3.3.2. Exploratory analysis of potential mutanobactin producers

Mutanobactin is one of the NRPs produced by Streptococcus mutans. In a recent work [22], the authors described in detail biosynthetic gene clusters in 17 strains of Streptococcus mutans isolated from dental plaque. BGC responsible for the biosynthesis of mutanobactin was found in three strains (SA41, T4, 21). Using BioCAT, we found the same three strains as potential producers of mutanobactin with relative scores higher than 0.97, when all other strains did not have any successful matches (Supplementary Fig. 5). Additionally, we collected 21 Streptococcus mutans complete genomes available in the RefSeq database and aligned them against the mutanobactin structure. Streptococcus mutans UA159 strain which had been described earlier as a producer of mutanobactin [14] had a relative score of 0.97. Moreover, 8 additional strains were shown to have similar biosynthesis clusters. Manual observation of these genomes with antiSMASH showed the presence of similar biosynthetic gene clusters (Supplementary Fig. 6; Supplementary data, Mutanobactin_test).17 genomes of Streptococcus mutans published by Li et al. [22] were assembled at the contig level, further showing that BioCAT is useful for performing NRP and BGC matching regardless of the assembly level when the average contig size is sufficient to successfully detect BGCs.

3.3.3. NRP producers community analysis

For a more comprehensive validation, we collected 10 NRPs of a different chemical structure and their producers described in recent works not included in common databases, e.g. MIBiG or Norine [8] (the full list of NRPs used is available in Supplementary data, Interspecies_assay_report, chemical structures are available in NRP.docx Supplementary file). Corresponding genomes downloaded from the NCBI database were used for the construction of synthetic NRP producers community and each NRP structure was aligned against the total community using three considered methods. In accordance with the results obtained on the MIBiG dataset, Nerpa showed an outstanding prediction specificity (0 false-positive matches) but producers of 5 out of 10 NRPs were not found (Table 2). BioCAT successfully discovered 9 out of 10 producers. The zelkovamycin producer [34] which was the only false-negative match obtained with BioCAT was not successfully aligned due to the occasional ambiguity of the antiSMASH BGC prediction results.

Table 2.

Interspecies testing of NRP to BGC matching tools. In this test, there were 100 genome/NRP pairs, with 10 a priori correct and 90 incorrect.
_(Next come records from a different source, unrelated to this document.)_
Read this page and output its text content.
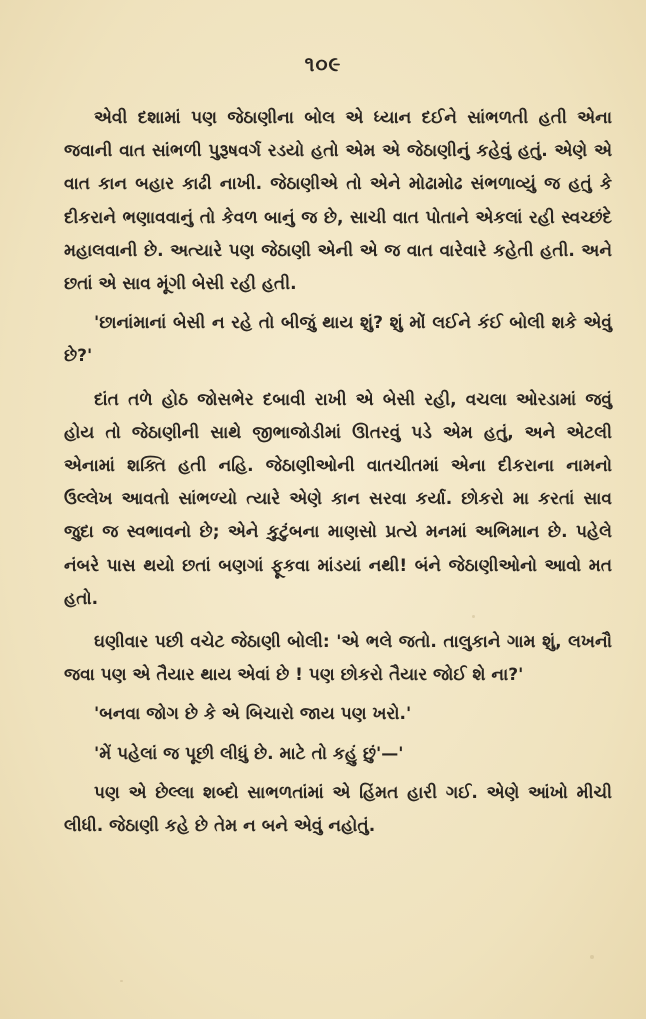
૧૦૯

એવી દશામાં પણ જેઠાણીના બોલ એ ધ્યાન દઈને સાંભળતી હતી એના જવાની વાત સાંભળી પુરૂષવર્ગ રડયો હતો એમ એ જેઠાણીનું કહેવું હતું. એણે એ વાત કાન બહાર કાઢી નાખી. જેઠાણીએ તો એને મોઢામોઢ સંભળાવ્યું જ હતું કે દીકરાને ભણાવવાનું તો કેવળ બાનું જ છે, સાચી વાત પોતાને એકલાં રહી સ્વચ્છંદે મહાલવાની છે. અત્યારે પણ જેઠાણી એની એ જ વાત વારેવારે કહેતી હતી. અને છતાં એ સાવ મૂંગી બેસી રહી હતી.

'છાનાંમાનાં બેસી ન રહે તો બીજું થાય શું? શું મોં લઈને કંઈ બોલી શકે એવું છે?'

દાંત તળે હોઠ જોસભેર દબાવી રાખી એ બેસી રહી, વચલા ઓરડામાં જવું હોય તો જેઠાણીની સાથે જીભાજોડીમાં ઊતરવું પડે એમ હતું, અને એટલી એનામાં શક્તિ હતી નહિ. જેઠાણીઓની વાતચીતમાં એના દીકરાના નામનો ઉલ્લેખ આવતો સાંભળ્યો ત્યારે એણે કાન સરવા કર્યા. છોકરો મા કરતાં સાવ જુદા જ સ્વભાવનો છે; એને કુટુંબના માણસો પ્રત્યે મનમાં અભિમાન છે. પહેલે નંબરે પાસ થયો છતાં બણગાં ફૂકવા માંડયાં નથી! બંને જેઠાણીઓનો આવો મત હતો.

ઘણીવાર પછી વચેટ જેઠાણી બોલી: 'એ ભલે જતો. તાલુકાને ગામ શું, લખનૌ જવા પણ એ તૈયાર થાય એવાં છે ! પણ છોકરો તૈયાર જોઈ શે ના?'

'બનવા જોગ છે કે એ બિચારો જાય પણ ખરો.'

'મેં પહેલાં જ પૂછી લીધું છે. માટે તો કહું છું'—'

પણ એ છેલ્લા શબ્દો સાભળતાંમાં એ હિંમત હારી ગઈ. એણે આંખો મીચી લીધી. જેઠાણી કહે છે તેમ ન બને એવું નહોતું.
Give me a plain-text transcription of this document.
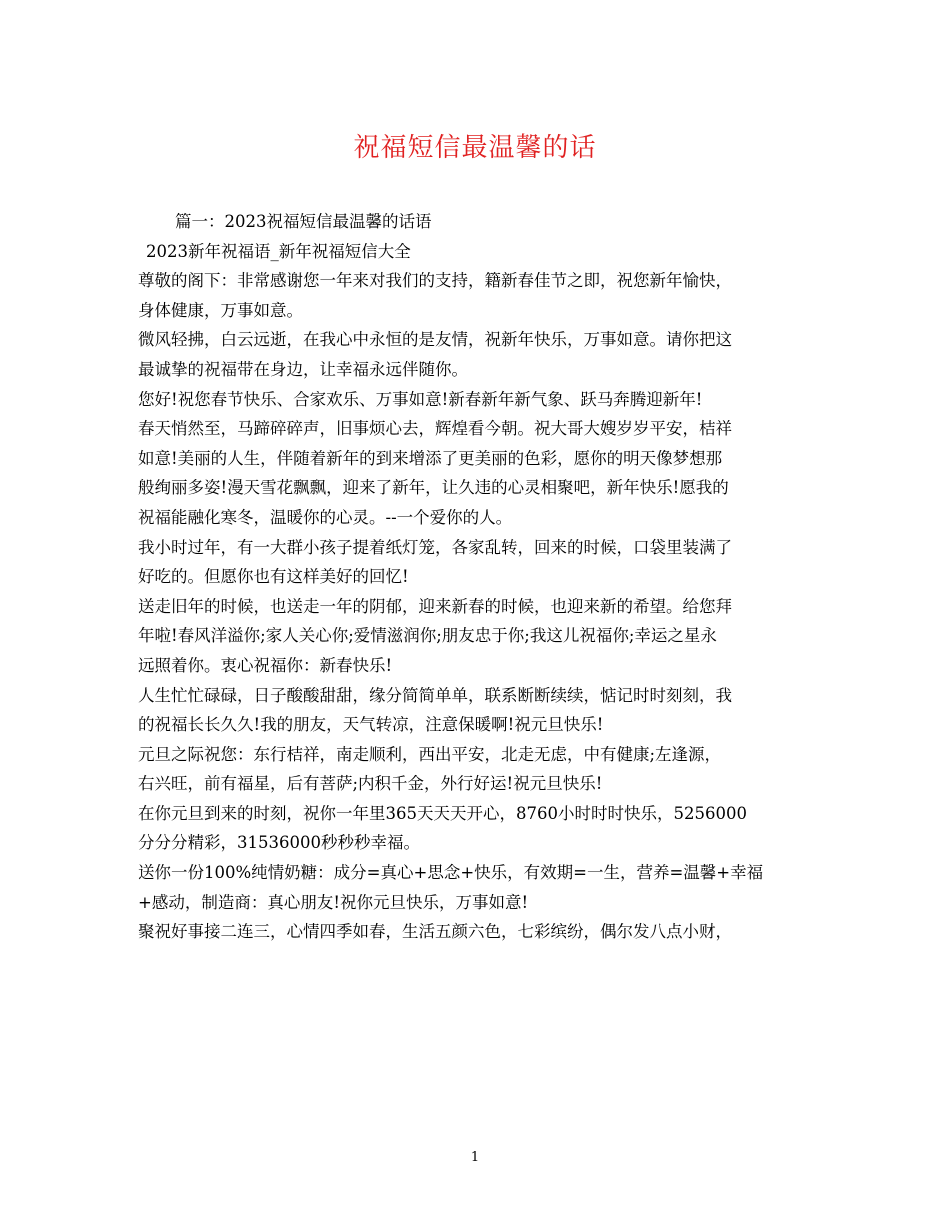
祝福短信最温馨的话
篇一：2023祝福短信最温馨的话语
2023新年祝福语_新年祝福短信大全
尊敬的阁下：非常感谢您一年来对我们的支持，籍新春佳节之即，祝您新年愉快，
身体健康，万事如意。
微风轻拂，白云远逝，在我心中永恒的是友情，祝新年快乐，万事如意。请你把这
最诚挚的祝福带在身边，让幸福永远伴随你。
您好!祝您春节快乐、合家欢乐、万事如意!新春新年新气象、跃马奔腾迎新年!
春天悄然至，马蹄碎碎声，旧事烦心去，辉煌看今朝。祝大哥大嫂岁岁平安，桔祥
如意!美丽的人生，伴随着新年的到来增添了更美丽的色彩，愿你的明天像梦想那
般绚丽多姿!漫天雪花飘飘，迎来了新年，让久违的心灵相聚吧，新年快乐!愿我的
祝福能融化寒冬，温暖你的心灵。--一个爱你的人。
我小时过年，有一大群小孩子提着纸灯笼，各家乱转，回来的时候，口袋里装满了
好吃的。但愿你也有这样美好的回忆!
送走旧年的时候，也送走一年的阴郁，迎来新春的时候，也迎来新的希望。给您拜
年啦!春风洋溢你;家人关心你;爱情滋润你;朋友忠于你;我这儿祝福你;幸运之星永
远照着你。衷心祝福你：新春快乐!
人生忙忙碌碌，日子酸酸甜甜，缘分简简单单，联系断断续续，惦记时时刻刻，我
的祝福长长久久!我的朋友，天气转凉，注意保暖啊!祝元旦快乐!
元旦之际祝您：东行桔祥，南走顺利，西出平安，北走无虑，中有健康;左逢源，
右兴旺，前有福星，后有菩萨;内积千金，外行好运!祝元旦快乐!
在你元旦到来的时刻，祝你一年里365天天天开心，8760小时时时快乐，5256000
分分分精彩，31536000秒秒秒幸福。
送你一份100%纯情奶糖：成分=真心+思念+快乐，有效期=一生，营养=温馨+幸福
+感动，制造商：真心朋友!祝你元旦快乐，万事如意!
聚祝好事接二连三，心情四季如春，生活五颜六色，七彩缤纷，偶尔发八点小财，
1
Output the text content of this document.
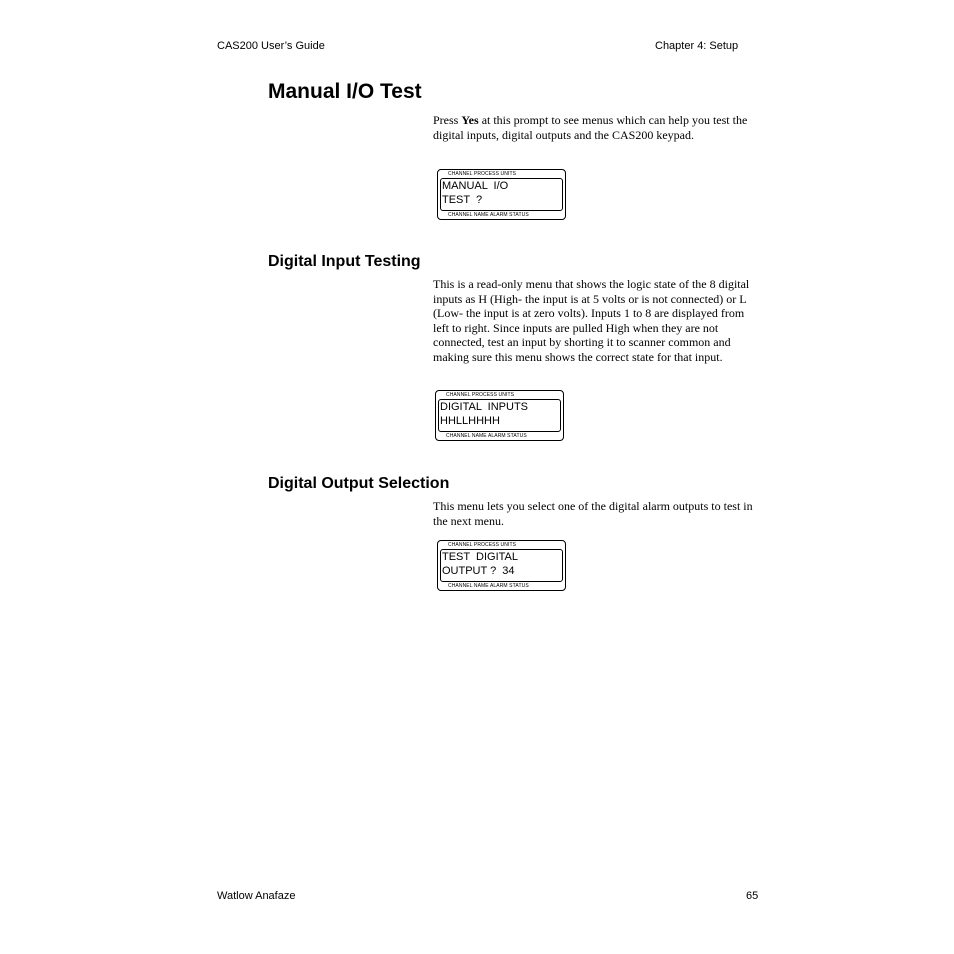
CAS200 User’s Guide	Chapter 4: Setup
Manual I/O Test

Press Yes at this prompt to see menus which can help you test the digital inputs, digital outputs and the CAS200 keypad.

CHANNEL PROCESS UNITS
MANUAL  I/O
TEST  ?
CHANNEL NAME ALARM STATUS
Digital Input Testing

This is a read-only menu that shows the logic state of the 8 digital inputs as H (High- the input is at 5 volts or is not connected) or L (Low- the input is at zero volts). Inputs 1 to 8 are displayed from left to right. Since inputs are pulled High when they are not connected, test an input by shorting it to scanner common and making sure this menu shows the correct state for that input.

CHANNEL PROCESS UNITS
DIGITAL  INPUTS
HHLLHHHH
CHANNEL NAME ALARM STATUS
Digital Output Selection

This menu lets you select one of the digital alarm outputs to test in the next menu.

CHANNEL PROCESS UNITS
TEST  DIGITAL
OUTPUT ?  34
CHANNEL NAME ALARM STATUS
Watlow Anafaze	65
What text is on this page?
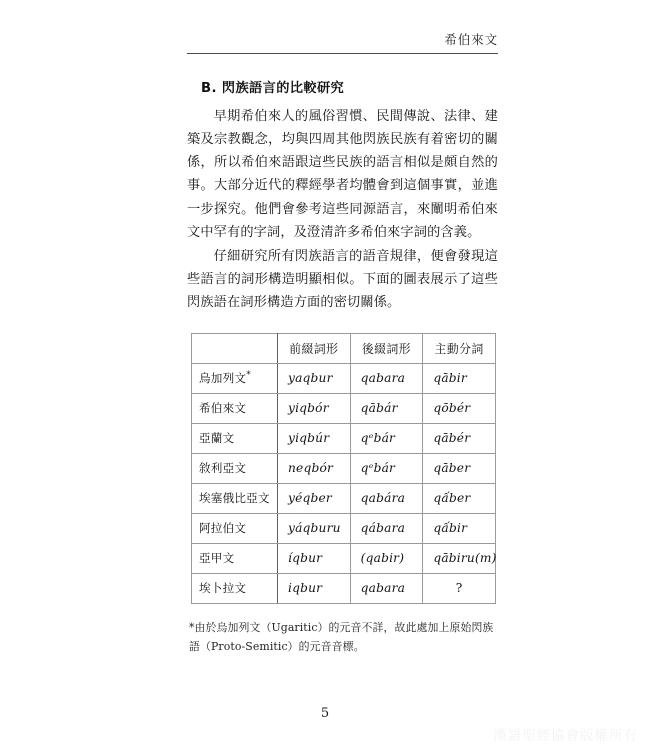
希伯來文
B. 閃族語言的比較研究

早期希伯來人的風俗習慣、民間傳說、法律、建築及宗教觀念，均與四周其他閃族民族有着密切的關係，所以希伯來語跟這些民族的語言相似是頗自然的事。大部分近代的釋經學者均體會到這個事實，並進一步探究。他們會參考這些同源語言，來闡明希伯來文中罕有的字詞，及澄清許多希伯來字詞的含義。

仔細研究所有閃族語言的語音規律，便會發現這些語言的詞形構造明顯相似。下面的圖表展示了這些閃族語在詞形構造方面的密切關係。

	前綴詞形	後綴詞形	主動分詞
烏加列文*	yaqbur	qabara	qābir
希伯來文	yiqbór	qābár	qōbér
亞蘭文	yiqbúr	qᵉbár	qābér
敘利亞文	neqbór	qᵉbár	qāber
埃塞俄比亞文	yéqber	qabára	qấber
阿拉伯文	yáqburu	qábara	qấbir
亞甲文	íqbur	(qabir)	qābiru(m)
埃卜拉文	iqbur	qabara	?
*由於烏加列文（Ugaritic）的元音不詳，故此處加上原始閃族語（Proto-Semitic）的元音音標。
5
漢語聖經協會版權所有
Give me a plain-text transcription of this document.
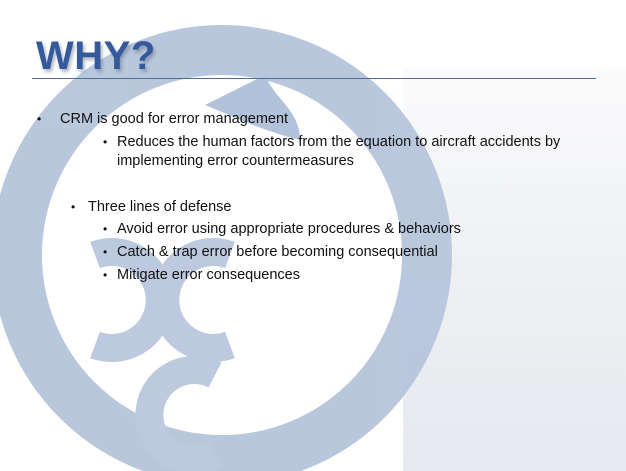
WHY?
• CRM is good for error management

• Reduces the human factors from the equation to aircraft accidents by

implementing error countermeasures

• Three lines of defense

• Avoid error using appropriate procedures & behaviors

• Catch & trap error before becoming consequential

• Mitigate error consequences
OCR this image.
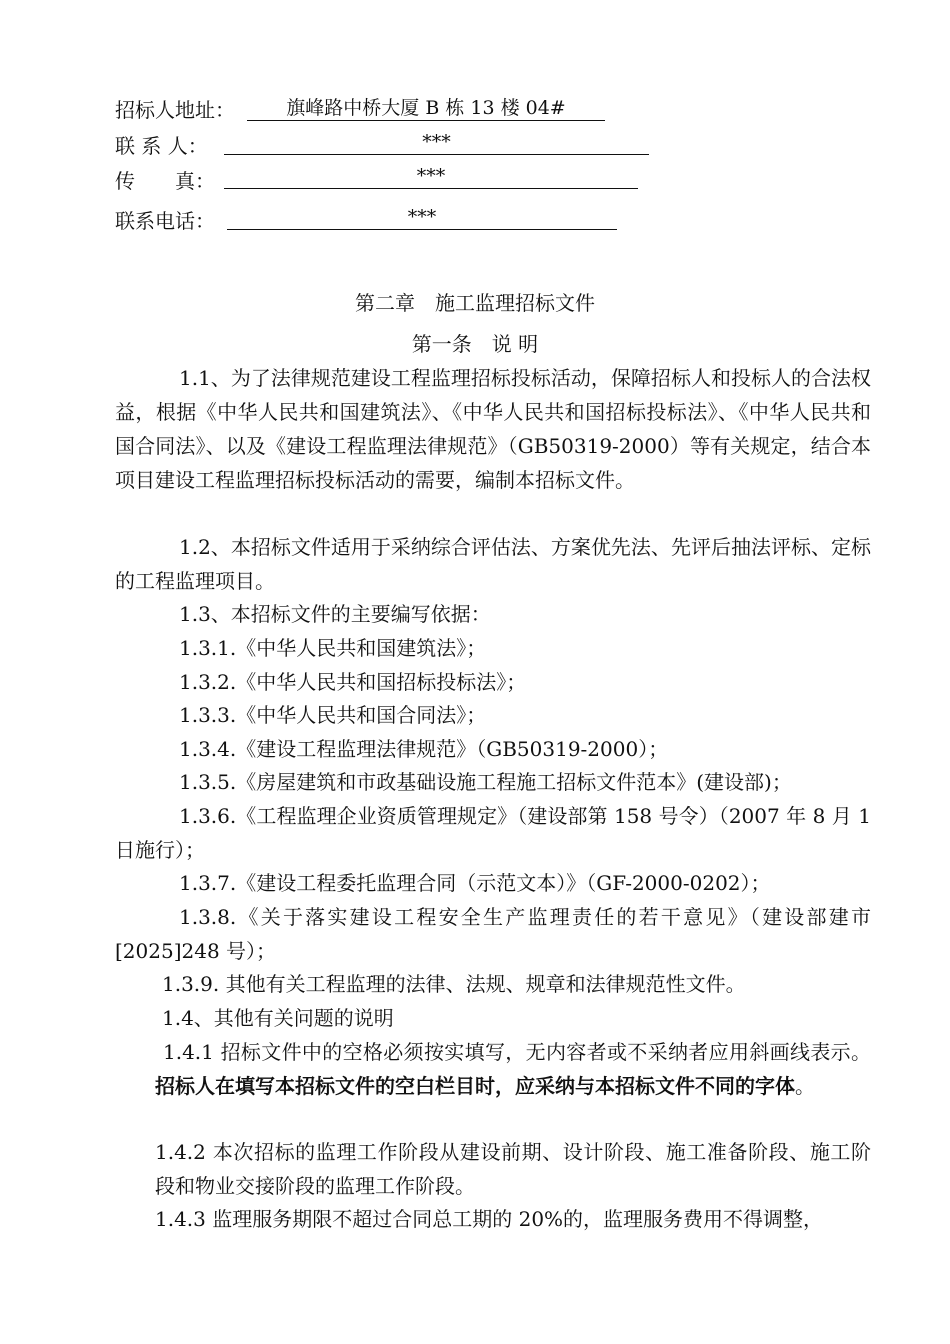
招标人地址：	旗峰路中桥大厦 B 栋 13 楼 04#
联 系 人：	***
传　　真：	***
联系电话：	***
第二章　施工监理招标文件
第一条　说 明
1.1、为了法律规范建设工程监理招标投标活动，保障招标人和投标人的合法权益，根据《中华人民共和国建筑法》、《中华人民共和国招标投标法》、《中华人民共和国合同法》、以及《建设工程监理法律规范》（GB50319-2000）等有关规定，结合本项目建设工程监理招标投标活动的需要，编制本招标文件。
1.2、本招标文件适用于采纳综合评估法、方案优先法、先评后抽法评标、定标的工程监理项目。
1.3、本招标文件的主要编写依据：
1.3.1.《中华人民共和国建筑法》；
1.3.2.《中华人民共和国招标投标法》；
1.3.3.《中华人民共和国合同法》；
1.3.4.《建设工程监理法律规范》（GB50319-2000）；
1.3.5.《房屋建筑和市政基础设施工程施工招标文件范本》(建设部)；
1.3.6.《工程监理企业资质管理规定》（建设部第 158 号令）（2007 年 8 月 1 日施行）；
1.3.7.《建设工程委托监理合同（示范文本）》（GF-2000-0202）；
1.3.8.《关于落实建设工程安全生产监理责任的若干意见》（建设部建市[2025]248 号）；
1.3.9. 其他有关工程监理的法律、法规、规章和法律规范性文件。
1.4、其他有关问题的说明
1.4.1 招标文件中的空格必须按实填写，无内容者或不采纳者应用斜画线表示。招标人在填写本招标文件的空白栏目时，应采纳与本招标文件不同的字体。
1.4.2 本次招标的监理工作阶段从建设前期、设计阶段、施工准备阶段、施工阶段和物业交接阶段的监理工作阶段。
1.4.3 监理服务期限不超过合同总工期的 20%的，监理服务费用不得调整，
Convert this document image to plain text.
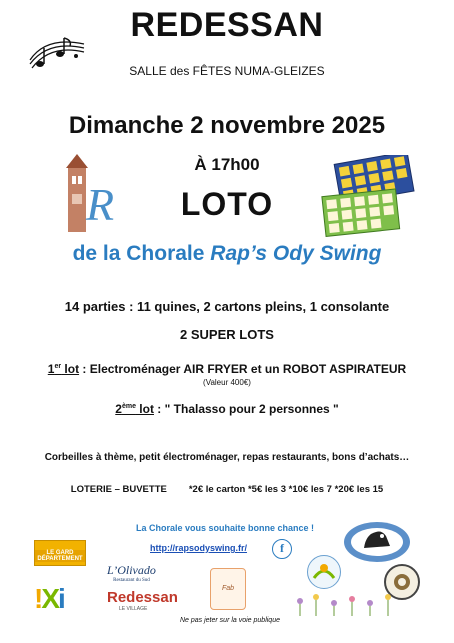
REDESSAN
SALLE des FÊTES NUMA-GLEIZES
Dimanche 2 novembre 2025
R
À 17h00
LOTO
de la Chorale Rap’s Ody Swing
14 parties : 11 quines, 2 cartons pleins, 1 consolante
2 SUPER LOTS
1er lot : Electroménager AIR FRYER et un ROBOT ASPIRATEUR
(Valeur 400€)
2ème lot : " Thalasso pour 2 personnes "
Corbeilles à thème, petit électroménager, repas restaurants, bons d’achats…
LOTERIE – BUVETTE *2€ le carton *5€ les 3 *10€ les 7 *20€ les 15
La Chorale vous souhaite bonne chance !
http://rapsodyswing.fr/	f
LE GARD DÉPARTEMENT
L’Olivado
Restaurant du Sud
!Xi	Redessan
LE VILLAGE
Fab
Ne pas jeter sur la voie publique
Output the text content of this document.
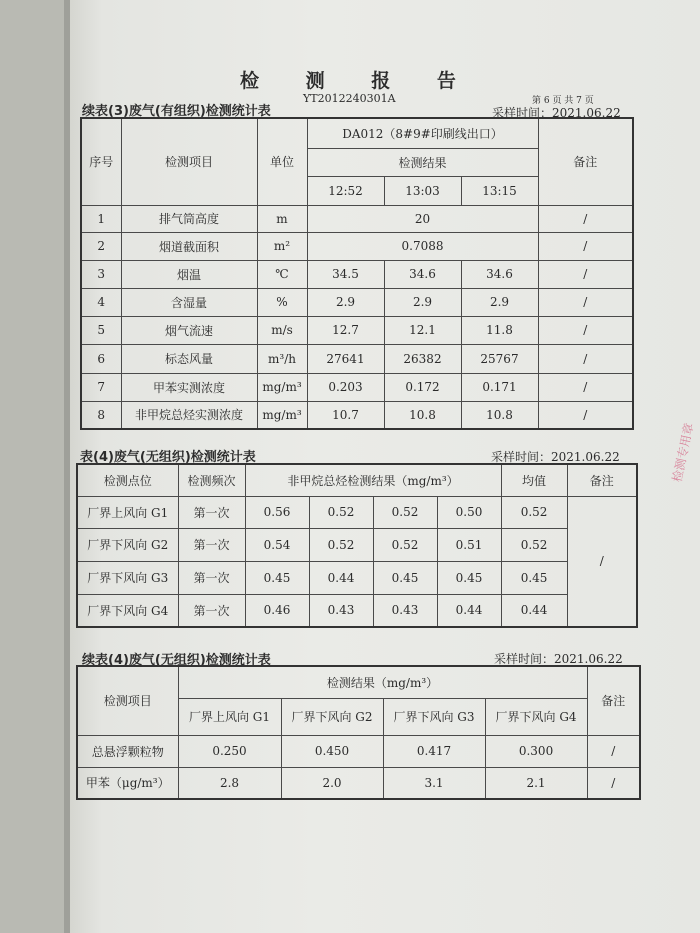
检 测 报 告
YT2012240301A	第 6 页 共 7 页
续表(3)废气(有组织)检测统计表	采样时间：2021.06.22
序号	检测项目	单位	DA012（8#9#印刷线出口）			备注
			检测结果			
			12:52	13:03	13:15	
1	排气筒高度	m	20			/
2	烟道截面积	m²	0.7088			/
3	烟温	℃	34.5	34.6	34.6	/
4	含湿量	%	2.9	2.9	2.9	/
5	烟气流速	m/s	12.7	12.1	11.8	/
6	标态风量	m³/h	27641	26382	25767	/
7	甲苯实测浓度	mg/m³	0.203	0.172	0.171	/
8	非甲烷总烃实测浓度	mg/m³	10.7	10.8	10.8	/
表(4)废气(无组织)检测统计表	采样时间：2021.06.22
检测点位	检测频次	非甲烷总烃检测结果（mg/m³）				均值	备注
厂界上风向 G1	第一次	0.56	0.52	0.52	0.50	0.52	/
厂界下风向 G2	第一次	0.54	0.52	0.52	0.51	0.52	
厂界下风向 G3	第一次	0.45	0.44	0.45	0.45	0.45	
厂界下风向 G4	第一次	0.46	0.43	0.43	0.44	0.44	
续表(4)废气(无组织)检测统计表	采样时间：2021.06.22
检测项目	检测结果（mg/m³）				备注
	厂界上风向 G1	厂界下风向 G2	厂界下风向 G3	厂界下风向 G4	
总悬浮颗粒物	0.250	0.450	0.417	0.300	/
甲苯（μg/m³）	2.8	2.0	3.1	2.1	/
检测专用章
Method True positives False positives
BioCAT 9/10 12/90
GARLIC 1/10 0/90
Nerpa 5/10 0/90

Being high-sensitive, BioCAT returned 12 false-positive results. We suppose that the presence of false matches might be partially caused by the structural homology of other NRPs produced by the analyzed strains and such cases should be considered by the user manually in further data analysis. All BioCAT results are available in Supplementary_data2.

GARLIC showed the worst result predicting only one natural producer with a score greater than the optimized threshold. Unlike BioCAT, GARLIC is based on a number of individual match bonuses and mismatch penalties optimized on the NRP dataset collected by the authors, so, such low accuracy on external data compared with the results obtained on the NRPs collected from the MIBiG database (Table 1) might be a consequence of some overfitting on the MIBiG dataset.

4. Discussion

We have developed a new high-sensitive PSSM-based approach to align an NRP structure to a biosynthesis gene cluster and implemented it as a command line tool called BioCAT (Biosynthesis Cluster Analysis Tool). In general, this tool is designed for the search of potential producers of a given non-ribosomal peptide among a number of genomes, but also can be applied for solving the reversed task when a user is interested in searching for the most likely products which can be synthesized by a given organism. In the BioCAT pipeline, antiSMASH [2] and rBAN [29] functionalities were united. To our knowledge, these tools are most commonly used for BGC annotation and NRP retrosynthesis respectively, which is why they were chosen to be implemented in the pipeline.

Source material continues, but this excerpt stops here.